Site partners like The New York Times, The Washington Post, and Meredith Digital have also agreed to respect the signal, and Automattic (the company that owns WordPress) will honor GPC in its self-hosted sites and internal ad network, spanning hundreds of thousands of sites. It’s a small group compared to the billions of Chrome and Safari users out there, but it will provide a proof-of-concept for the more private web the GPC team is trying to build.

There is still a long way to go before GPC is available outside the cloistered world of web privacy tools. None of the major browsers currently support GPC as a native privacy option, although Mozilla said it supports the effort. The team says they’ve submitted the standard to the W3C, but it will be a long road before it gets approved — with lots of opportunity for ad-friendly tech companies to throw a wrench in the works. The last time privacy advocates tried to build an opt-out system, this is where it fell apart, resulting in the short-lived Do Not Track standard of the mid-‘00s.

But GPC boosters like Weinberg say the CCPA and other pending privacy laws make things different this time. There’s a lot that still needs to happen before GPC has the force of law — in particular, the California attorney general will need to definitively state that the GPC counts as an opt out — but it would give the standard a power that Do Not Track never had.

“The CCPA has passed and the GDPR has provisions that we think map to this signal. So there’s a real case that those laws apply to Global Privacy Control, but it hasn’t been legally proven in the courts,” says Weinberg. “Ultimately, there will probably have to be court cases to fully establish what ‘sale’ means under CCPA and what ‘opt-out’ means under GDPR.”

The California attorney general’s office declined to comment for this piece, but AG Becerra said in a tweet that the standard “satisfies [the CCPA’s] legal requirement and protects privacy.”

The biggest lingering question is the long-simmering push for a federal privacy law, which privacy advocates have been fighting to get through Congress since 2016. As long as GPC relies on California privacy law, it will only matter to California residents — but a federal privacy law could open the standard up to the entire country and potentially strengthen GPC’s protections further.
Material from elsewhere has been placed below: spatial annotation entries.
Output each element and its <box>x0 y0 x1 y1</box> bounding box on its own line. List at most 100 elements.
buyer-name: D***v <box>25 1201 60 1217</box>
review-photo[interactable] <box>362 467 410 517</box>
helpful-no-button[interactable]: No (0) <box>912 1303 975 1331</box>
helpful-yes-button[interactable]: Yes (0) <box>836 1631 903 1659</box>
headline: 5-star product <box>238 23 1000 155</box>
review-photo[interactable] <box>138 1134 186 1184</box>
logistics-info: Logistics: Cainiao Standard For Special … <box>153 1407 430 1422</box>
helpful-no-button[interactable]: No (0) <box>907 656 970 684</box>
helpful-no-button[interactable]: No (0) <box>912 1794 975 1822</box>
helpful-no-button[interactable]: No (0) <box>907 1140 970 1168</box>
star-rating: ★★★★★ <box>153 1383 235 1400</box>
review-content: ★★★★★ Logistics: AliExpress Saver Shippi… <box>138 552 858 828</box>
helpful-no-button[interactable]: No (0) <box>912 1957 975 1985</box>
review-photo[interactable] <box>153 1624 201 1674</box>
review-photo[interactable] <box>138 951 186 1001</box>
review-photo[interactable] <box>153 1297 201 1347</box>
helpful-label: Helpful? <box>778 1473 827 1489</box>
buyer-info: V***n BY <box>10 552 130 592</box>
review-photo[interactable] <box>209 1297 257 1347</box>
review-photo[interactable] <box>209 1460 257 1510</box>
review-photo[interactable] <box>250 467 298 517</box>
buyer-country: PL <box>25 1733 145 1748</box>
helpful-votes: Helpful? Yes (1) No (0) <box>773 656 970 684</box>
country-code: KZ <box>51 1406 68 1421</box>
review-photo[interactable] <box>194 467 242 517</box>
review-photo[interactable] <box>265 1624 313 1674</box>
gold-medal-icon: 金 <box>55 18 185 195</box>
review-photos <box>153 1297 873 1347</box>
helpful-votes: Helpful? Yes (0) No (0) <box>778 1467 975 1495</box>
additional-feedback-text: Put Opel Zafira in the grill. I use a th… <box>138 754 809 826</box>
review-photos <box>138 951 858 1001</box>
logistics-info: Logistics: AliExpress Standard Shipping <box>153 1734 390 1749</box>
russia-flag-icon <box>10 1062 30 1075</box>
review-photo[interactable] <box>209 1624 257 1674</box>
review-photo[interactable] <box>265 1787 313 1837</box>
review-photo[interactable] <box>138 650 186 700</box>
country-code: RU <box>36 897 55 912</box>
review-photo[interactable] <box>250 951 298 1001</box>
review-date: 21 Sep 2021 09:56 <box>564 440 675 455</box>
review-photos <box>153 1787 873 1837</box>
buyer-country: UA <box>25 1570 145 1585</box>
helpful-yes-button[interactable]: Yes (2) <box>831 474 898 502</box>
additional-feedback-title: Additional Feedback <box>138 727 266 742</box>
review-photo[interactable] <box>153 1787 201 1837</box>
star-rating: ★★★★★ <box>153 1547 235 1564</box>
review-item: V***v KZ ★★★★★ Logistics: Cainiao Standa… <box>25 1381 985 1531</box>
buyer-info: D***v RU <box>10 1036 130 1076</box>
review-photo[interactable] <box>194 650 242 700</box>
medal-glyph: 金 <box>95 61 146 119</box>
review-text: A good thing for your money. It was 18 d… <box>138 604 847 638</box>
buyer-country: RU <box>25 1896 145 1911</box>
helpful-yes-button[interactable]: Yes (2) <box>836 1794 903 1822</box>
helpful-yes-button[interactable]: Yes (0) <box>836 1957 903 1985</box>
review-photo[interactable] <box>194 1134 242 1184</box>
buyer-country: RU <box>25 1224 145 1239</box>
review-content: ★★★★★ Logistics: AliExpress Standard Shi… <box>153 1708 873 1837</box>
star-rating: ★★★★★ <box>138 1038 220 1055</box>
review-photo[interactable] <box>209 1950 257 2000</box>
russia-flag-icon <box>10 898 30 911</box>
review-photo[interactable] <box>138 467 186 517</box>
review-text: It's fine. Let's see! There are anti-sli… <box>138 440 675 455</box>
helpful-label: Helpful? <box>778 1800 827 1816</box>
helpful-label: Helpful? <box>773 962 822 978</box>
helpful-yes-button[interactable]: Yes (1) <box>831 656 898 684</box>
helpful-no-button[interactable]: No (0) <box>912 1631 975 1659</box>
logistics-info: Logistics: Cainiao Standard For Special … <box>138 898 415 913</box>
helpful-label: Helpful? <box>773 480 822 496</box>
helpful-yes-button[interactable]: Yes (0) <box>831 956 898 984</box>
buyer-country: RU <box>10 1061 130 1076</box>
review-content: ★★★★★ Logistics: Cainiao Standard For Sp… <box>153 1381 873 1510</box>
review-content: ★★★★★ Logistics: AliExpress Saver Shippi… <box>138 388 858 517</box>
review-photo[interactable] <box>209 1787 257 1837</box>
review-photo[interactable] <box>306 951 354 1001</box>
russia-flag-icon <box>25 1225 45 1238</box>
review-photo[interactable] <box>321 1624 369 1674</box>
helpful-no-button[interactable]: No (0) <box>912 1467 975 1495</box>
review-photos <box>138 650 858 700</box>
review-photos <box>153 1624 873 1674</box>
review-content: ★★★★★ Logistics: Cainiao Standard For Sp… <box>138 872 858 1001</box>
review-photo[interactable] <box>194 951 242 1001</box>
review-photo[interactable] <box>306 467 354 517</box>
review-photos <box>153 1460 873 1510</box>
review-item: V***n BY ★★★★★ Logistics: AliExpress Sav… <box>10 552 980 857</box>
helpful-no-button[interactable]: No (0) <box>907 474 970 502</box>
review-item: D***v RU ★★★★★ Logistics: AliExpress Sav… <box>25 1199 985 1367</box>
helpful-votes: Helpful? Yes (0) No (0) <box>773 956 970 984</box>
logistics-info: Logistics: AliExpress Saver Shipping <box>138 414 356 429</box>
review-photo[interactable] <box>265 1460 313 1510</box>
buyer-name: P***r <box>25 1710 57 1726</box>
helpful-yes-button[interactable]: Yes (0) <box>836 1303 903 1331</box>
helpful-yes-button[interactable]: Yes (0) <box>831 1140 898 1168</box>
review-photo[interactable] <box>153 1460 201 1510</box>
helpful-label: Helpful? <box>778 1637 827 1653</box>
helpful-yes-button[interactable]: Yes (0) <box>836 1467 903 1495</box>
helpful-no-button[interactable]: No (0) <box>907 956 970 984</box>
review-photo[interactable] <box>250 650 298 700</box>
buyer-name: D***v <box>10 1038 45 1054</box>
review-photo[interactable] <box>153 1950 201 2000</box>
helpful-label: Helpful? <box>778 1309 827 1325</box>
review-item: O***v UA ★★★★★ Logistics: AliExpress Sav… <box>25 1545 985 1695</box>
There’s also increasing ambition to expand the opt-out signal beyond the web to apps and the Internet of Things, although such a move would be years away.

Even if GPC gets full backing from legislators and courts, it won’t mean an end to targeted advertising or even data sharing. There’s still a lot of targeting that can be done within a single site, and the online ad world will surely get creative in finding loopholes that let them share data further. But establishing a robust opt-out system on the web would still mean a powerful shift in the way personal data works online — and potentially a start to cleaning up the bewildering tangle of data-sharing agreements online. As partners roll out and momentum builds, Weinberg thinks time is on his side.

“Our view is that websites really have to respect it,” says Weinberg. “It’s only a matter of time.”